Friday, May 30, 2008

The Absence Of Touch

A simple experiment was once conducted to try and understand the effect that touch has on the mood and experience of an individual. The exercise consisted of nothing more than a librarian checking out books for users of the library, and an individual stationed outside of the library to interview the clients as they exited the building. The librarian was instructed to (with her own hand) lightly brush the hand of some of the people as she was returning their library card to them. The slight touch was to appear to be inadvertent, and barely perceptible at all. And for others she was instructed to make no physical contact whatsoever. Then as the people exited the library they were stopped outside and asked to discuss their library experience. No mention was made of them being touched, or not touched, by the librarian. And they made no mention of it either. As expected, those who were touched were probably not even aware that any touching had taken place.

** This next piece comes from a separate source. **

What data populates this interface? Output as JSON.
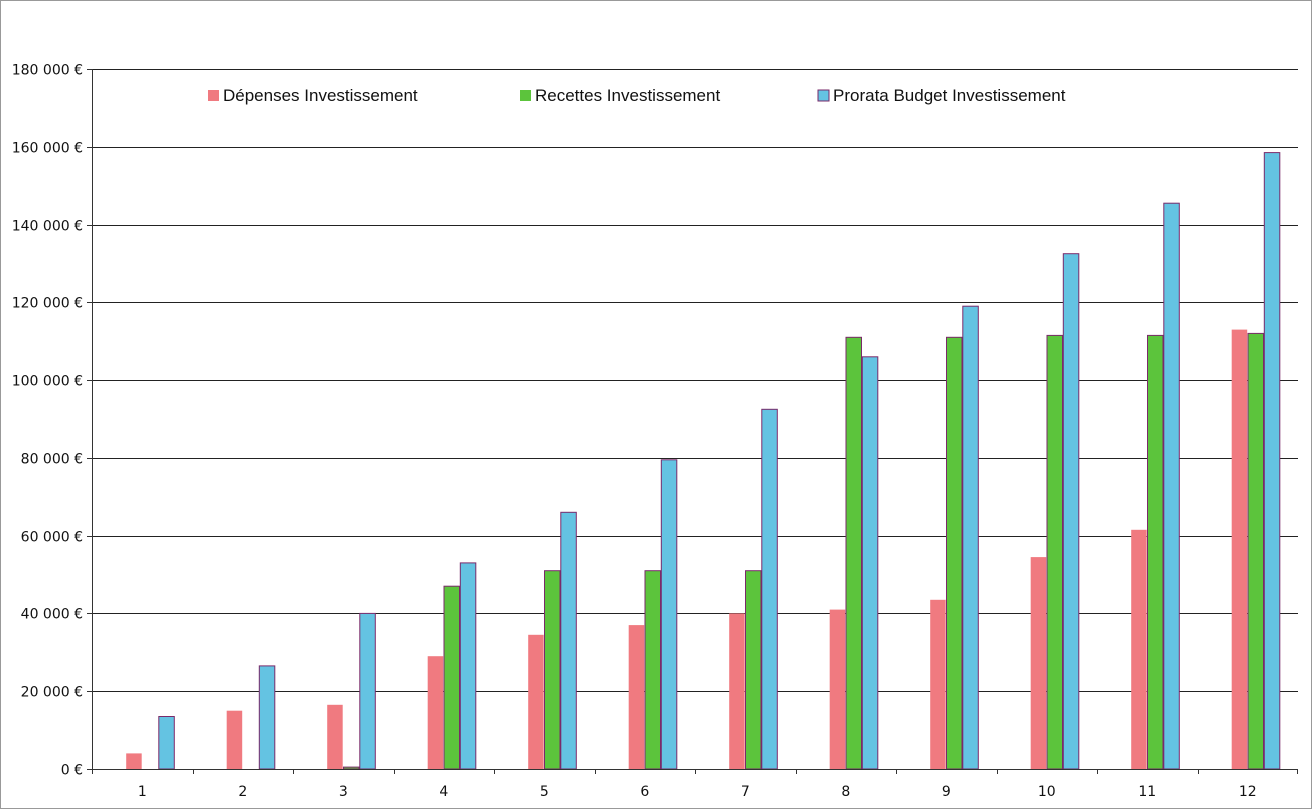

But the remarkable thing is that there was such an enormous difference between how the two groups of people viewed the library experience. Those who were not touched invariably described the experience as OK, not great. Kind of cold and institutional really. Quiet, kind of intimidating. Just a library. But those who were touched described it as a warm and friendly place. A good experience. A comfortable place to be. They felt good about it. Unbelievably, these kinds of comments were consistent across the board with the touched and the untouched.

So what’s the point of all this? Well, the point is that we, as individuals, need touch in our lives. Not only do we seek it out, much like a thirsty man seeks water, but we de-hydrate emotionally without it. Touch plays an enormous part in how we see and experience the world around us. It helps frame our perspective, our point of view, our sense of well-being, and even our self-esteem. Understanding this, I became a licensed massage therapist way back in the early 80’s. I practiced periodically over the years, but ultimately gave up the practice because of unwelcome circumstances related to touching strangers in intimate settings. Nothing too salacious, more a matter of wanting to reserve those kinds of affections for the one I love. But being in, and part of, the profession enabled me to see, even more clearly, how desperately lonely, and needy, people become because of the absence of touch in their lives. Pimps and prostitutes understand this dynamic very well, and exploit it to their own benefit. Many business people do as well, touching clients as a means of making them feel connected in order to gain a business advantage over them. Kind of a dishonest use of touch, but nevertheless, effective. The fact is, people can have sex with themselves, but the touch of another human being is a necessity that few people can live without. And if they do, they are usually not functioning at their most optimum level. We live in a culture (The U.S.) that constantly promotes sex, but has never been considered to be a touching culture. We are more concerned with protecting ourselves than with being physically magnanimous. In fact, in our society we tend to grow up learning to protect our own space rather than learning to share it. And it carries over to our physical habits and behaviors.

I recently had a brief conversation with someone I care very much about. She was mentioning how a couple we both know are always touching each other, holding hands, wrapped around each other, little touches and rubs etc., but always some kind of physical involvement. She was mentioning it because she perceived it as kind of odd, or uncomfortable, behavior. I can’t remember her exact words, and I don’t want to put words in her mouth, but that was the overall tone of the conversation. She also stated that she and her husband rarely touch each other, and as I look back I recall very few times I can ever remember seeing that kind of affection between them. It made me kind of sad. I like to see the couple she mentioned touching each other. It shows me a communication, a passion and a trust that I find healthy and inspiring. I believe the with-holding of touch is actually a with-holding of trust, and a need to not give up any of one’s own power to another. I think trust enables one to share power. And both the giver and the recipient benefit greatly from the exchange.

I know this from having lived for many years with The Absence of Touch.